# Motorhome Performance



## bendog (Apr 15, 2008)

Have just had my Hymer Exsis 2.8JTD Remapped at T B Turbos. Full rolling road print out . before and after ,very good service


----------



## hilldweller (Mar 8, 2008)

bendog said:


> Full rolling road print out . before and after


Does that include fuel consumption ?

It would be nice to put quality numbers on this.


----------



## bendog (Apr 15, 2008)

BHP up from 125 to 156. Torque up from 196 to 256 dont know about fuel consumption yet but looks pretty good if you dont us the extra go.


----------



## duxdeluxe (Sep 2, 2007)

Just had my 2.0 JTD remapped and wow!........ what a difference. Going up Nayland Hill I had to change down before now it accelerates in 5th. Just so much nicer to drive. overtaking HGV's? - no problem, just point and squirt.
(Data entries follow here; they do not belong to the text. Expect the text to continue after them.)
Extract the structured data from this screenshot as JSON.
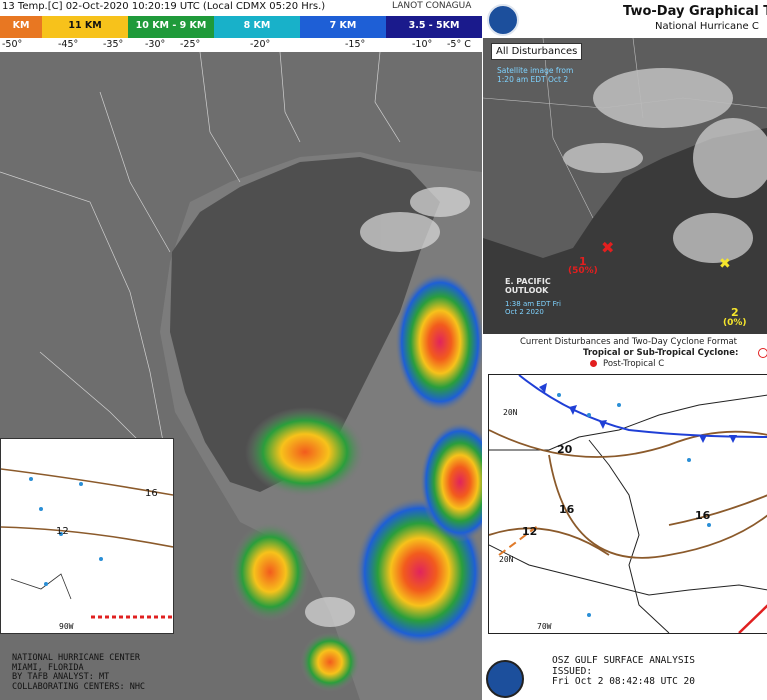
{
  "satellite": {
    "header_title": "13 Temp.[C] 02-Oct-2020 10:20:19 UTC (Local CDMX 05:20 Hrs.)",
    "logos": "LANOT  CONAGUA",
    "bands": [
      {
        "label": "KM",
        "color": "#e87722"
      },
      {
        "label": "11 KM",
        "color": "#f7c21b"
      },
      {
        "label": "10 KM - 9 KM",
        "color": "#1f9a3a"
      },
      {
        "label": "8 KM",
        "color": "#18b1c9"
      },
      {
        "label": "7 KM",
        "color": "#1e5fd6"
      },
      {
        "label": "3.5 - 5KM",
        "color": "#1a1a8c"
      }
    ],
    "ticks": [
      "-50°",
      "-45°",
      "-35°",
      "-30°",
      "-25°",
      "-20°",
      "-15°",
      "-10°",
      "-5° C"
    ]
  },
  "small_surface_chart": {
    "isobar_labels": [
      "16",
      "12"
    ],
    "footer_lines": [
      "NATIONAL HURRICANE CENTER",
      "MIAMI, FLORIDA",
      "BY TAFB ANALYST: MT",
      "COLLABORATING CENTERS: NHC"
    ],
    "lon_label": "90W"
  },
  "outlook": {
    "title": "Two-Day Graphical Tro",
    "subtitle": "National Hurricane C",
    "tab_label": "All Disturbances",
    "image_note": "Satellite image from 1:20 am EDT Oct 2",
    "epac_label": "E. PACIFIC OUTLOOK",
    "epac_time": "1:38 am EDT Fri Oct 2 2020",
    "disturbances": [
      {
        "num": "1",
        "pct": "(50%)",
        "color": "#e21f1f"
      },
      {
        "num": "2",
        "pct": "(0%)",
        "color": "#f5e52c"
      }
    ],
    "legend_line1": "Current Disturbances and Two-Day Cyclone Format",
    "legend_line2": "Tropical or Sub-Tropical Cyclone:",
    "legend_line3": "Post-Tropical C"
  },
  "surface_analysis": {
    "isobar_labels": [
      "20",
      "16",
      "12",
      "16"
    ],
    "lat_labels": [
      "20N",
      "20N"
    ],
    "lon_label": "70W",
    "footer_title": "OSZ GULF SURFACE ANALYSIS",
    "footer_issued": "ISSUED:",
    "footer_time": "Fri Oct 2 08:42:48 UTC 20"
  }
}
Fuel consumption - no data but anecdotal evidence suggests maybe 10% to 12% improvement.

Well pleased - not cheap but worth it.


----------



## StAubyns (Jun 4, 2006)

Since having my VAD smartbox fitted, the truck is a better drive, but initial checks would suggest that fuel consumption is worse than before, but the difference is marginal.

I will need more trips out before I can come to a conclusion on fuel comsumption, but no regrets over having the chip fitted

Geoff


----------